Visit #1. a guy was visiting his wife. The wife was the patient, and was perfectly lovely to me as I stopped by her bed. I presume the chap was her husband, but he said to me “how dare you interrupt us!”. Okay, I am paraphrasing there, but that was the sentiment. At this point I should explain that I particularly liked to talk to family, because I felt they were often neglected by the hospital, and they must be going through the mill as well. So what could I do? I apologised for interrupting them and mover on to the next bed. Before I left, the wife did ask me if I wouldn’t mind popping bad later (presumably when her husband had gone), but at the end of my visits I was tired, and more interested in grabbing a coffee than seeing anybody else. In the early days, I had to go and have a break part-way through the visit in any case, I wasn’t strong enough to make it all the way around the ward.

Visit #2, I walked into a room and saw a chap and a woman. They were unusual because they were dressed in everyday. outdoor clothing, and normally, patients just wore pyjamas. But, you know, not so unusual that it never happened – they could have been visitors, or they could have been a patient just getting ready to be discharged. Either way, I decided to say Hi.

As I got closer, I saw that the man was eating some take-away food from a high-end supermarket.

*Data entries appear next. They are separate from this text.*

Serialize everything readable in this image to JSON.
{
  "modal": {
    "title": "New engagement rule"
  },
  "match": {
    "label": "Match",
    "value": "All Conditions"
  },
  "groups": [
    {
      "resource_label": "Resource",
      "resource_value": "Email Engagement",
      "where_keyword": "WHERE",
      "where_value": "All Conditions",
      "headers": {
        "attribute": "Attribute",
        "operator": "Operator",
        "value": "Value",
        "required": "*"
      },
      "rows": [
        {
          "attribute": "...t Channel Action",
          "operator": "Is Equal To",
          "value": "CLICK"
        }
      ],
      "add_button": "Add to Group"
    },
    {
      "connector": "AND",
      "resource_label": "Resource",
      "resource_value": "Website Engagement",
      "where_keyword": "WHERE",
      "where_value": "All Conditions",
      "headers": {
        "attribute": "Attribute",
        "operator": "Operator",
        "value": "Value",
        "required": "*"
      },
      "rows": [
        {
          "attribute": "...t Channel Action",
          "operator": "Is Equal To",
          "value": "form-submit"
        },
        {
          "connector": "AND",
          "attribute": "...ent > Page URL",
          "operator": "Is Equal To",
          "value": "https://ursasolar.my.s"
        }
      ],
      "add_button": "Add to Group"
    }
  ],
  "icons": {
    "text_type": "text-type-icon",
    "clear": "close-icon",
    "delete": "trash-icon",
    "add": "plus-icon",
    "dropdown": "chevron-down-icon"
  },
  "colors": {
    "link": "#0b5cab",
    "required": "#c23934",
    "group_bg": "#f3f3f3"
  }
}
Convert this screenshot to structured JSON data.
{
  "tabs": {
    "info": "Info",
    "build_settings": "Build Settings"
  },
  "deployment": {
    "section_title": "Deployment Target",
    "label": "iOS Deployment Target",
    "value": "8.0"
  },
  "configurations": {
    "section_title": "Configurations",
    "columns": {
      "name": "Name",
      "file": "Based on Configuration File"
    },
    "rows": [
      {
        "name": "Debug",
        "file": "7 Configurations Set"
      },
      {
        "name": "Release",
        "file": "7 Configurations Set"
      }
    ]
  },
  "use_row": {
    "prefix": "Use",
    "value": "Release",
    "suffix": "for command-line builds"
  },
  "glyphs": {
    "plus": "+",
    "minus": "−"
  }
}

I made a quip to him about the hospital food being so bad, it was not at all unusual to see somebody eating imported food! That was absolutely true – the food really is that bad. Again, I shall paraphrase: how dare you talk to me! I quickly worked out that this chap just visiting somebody, he must have assumed I had mistaken him for a patient, and for some reason he was offended by that. In fact, it didn’t much matter to me whether he was a patient or a visitor. But his reaction was definitely hostile, I could see immediately that it wasn’t going well, so I muttered something about leaving the guy in peace to eat, and moved on.

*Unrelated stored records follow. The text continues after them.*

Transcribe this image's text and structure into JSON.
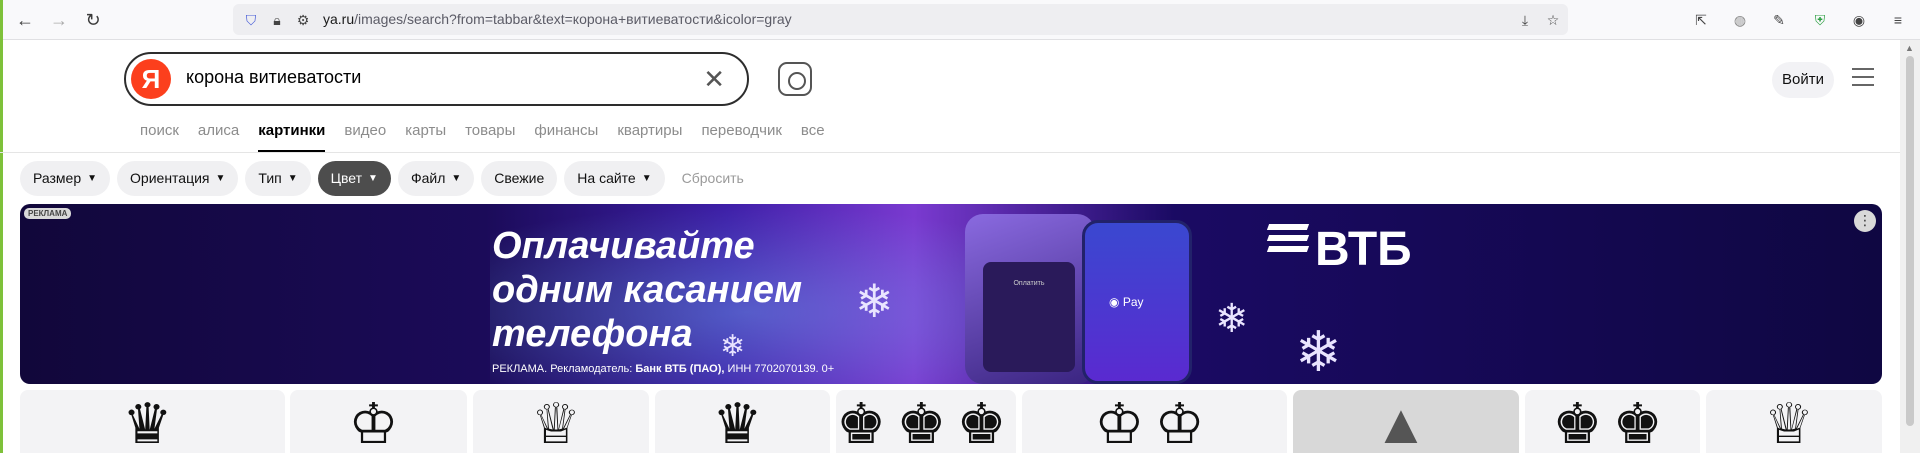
{
  "browser": {
    "url_host": "ya.ru",
    "url_path": "/images/search?from=tabbar&text=корона+витиеватости&icolor=gray"
  },
  "search": {
    "logo": "Я",
    "query": "корона витиеватости"
  },
  "header": {
    "login_label": "Войти"
  },
  "tabs": [
    {
      "label": "поиск"
    },
    {
      "label": "алиса"
    },
    {
      "label": "картинки",
      "active": true
    },
    {
      "label": "видео"
    },
    {
      "label": "карты"
    },
    {
      "label": "товары"
    },
    {
      "label": "финансы"
    },
    {
      "label": "квартиры"
    },
    {
      "label": "переводчик"
    },
    {
      "label": "все"
    }
  ],
  "filters": [
    {
      "label": "Размер",
      "dropdown": true
    },
    {
      "label": "Ориентация",
      "dropdown": true
    },
    {
      "label": "Тип",
      "dropdown": true
    },
    {
      "label": "Цвет",
      "dropdown": true,
      "active": true
    },
    {
      "label": "Файл",
      "dropdown": true
    },
    {
      "label": "Свежие",
      "dropdown": false
    },
    {
      "label": "На сайте",
      "dropdown": true
    }
  ],
  "reset_label": "Сбросить",
  "ad": {
    "badge": "РЕКЛАМА",
    "headline_1": "Оплачивайте",
    "headline_2": "одним касанием",
    "headline_3": "телефона",
    "legal_prefix": "РЕКЛАМА. Рекламодатель:",
    "advertiser": "Банк ВТБ (ПАО),",
    "legal_suffix": "ИНН 7702070139. 0+",
    "brand": "ВТБ",
    "terminal_text": "Оплатить",
    "pay_text": "Pay",
    "accent_colors": [
      "#1b0b59",
      "#3e1fa8",
      "#7a3ad0"
    ]
  },
  "colors": {
    "logo_red": "#fc3f1d",
    "active_chip": "#4d4d4d",
    "chip_bg": "#f0f0f2"
  }
}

In highlighting these incidents, I am very aware that I coulkd have read the situation wrongly, but my gut feel warned me off. Both times, I got myself out of there before I knew for sure. But if that were the case, I’d maybe have expected that to happen a bit more frequently than two in maybe a thousand.

And, while not exactly unpleasant, I was once left thinking that I had just encountered Salisbury’s #1 idiot! The conversation started normally, I had my volunteer polo on: I think you volunteers do a wonderful job. I got that a few times, I just used to say thanks, but at the same time I wondered, if you think it is so wonderful, then why not try it yourself? People don’t. Sad to say, but that was always my biggest bugbear – that people don’t get involved. Particularly with stroke, a lot of people can’t, but some people can. I did.

This guy goes on : I had a TIA a couple of years ago. A TIA is a Transient Ischaemic Attack. AKA a mini-stroke, although probably the phrase TIA is as widely-known these days. The keyword there is transcient – it comes, it goes. It is often a prelude to a full-on stroke, which causes more permanent damage. That’s really the only difference between the two.

Anyway, this guy went on to tell me that recovering from a TIA is easy, you just do this and this, to get to that. Both things which I could not do, even three years or so downstream. It is a common mistake – because they can do something, they assume that everybody can. In seeing many patients, I met many people who could not even get out of bed – in factmost of my own stay was spent like that. Let alone do what this guy was suggesting.

I’d already made my mind up about this guy so at that point I just said my goodbyes, and we went our separate ways. But it was one of those roll-your-eyes monents, the guy had no idea. I was always quite happy to talk to people about strokes, but sometimes I just realised that there was no point. I still get that – I hope that when I come across as ignorant (as I must do regularly), I do at least come across as receptive.

It’s funny, isn’t it? All those hundreds of visits that went well, and we end up remembering the few that went badly.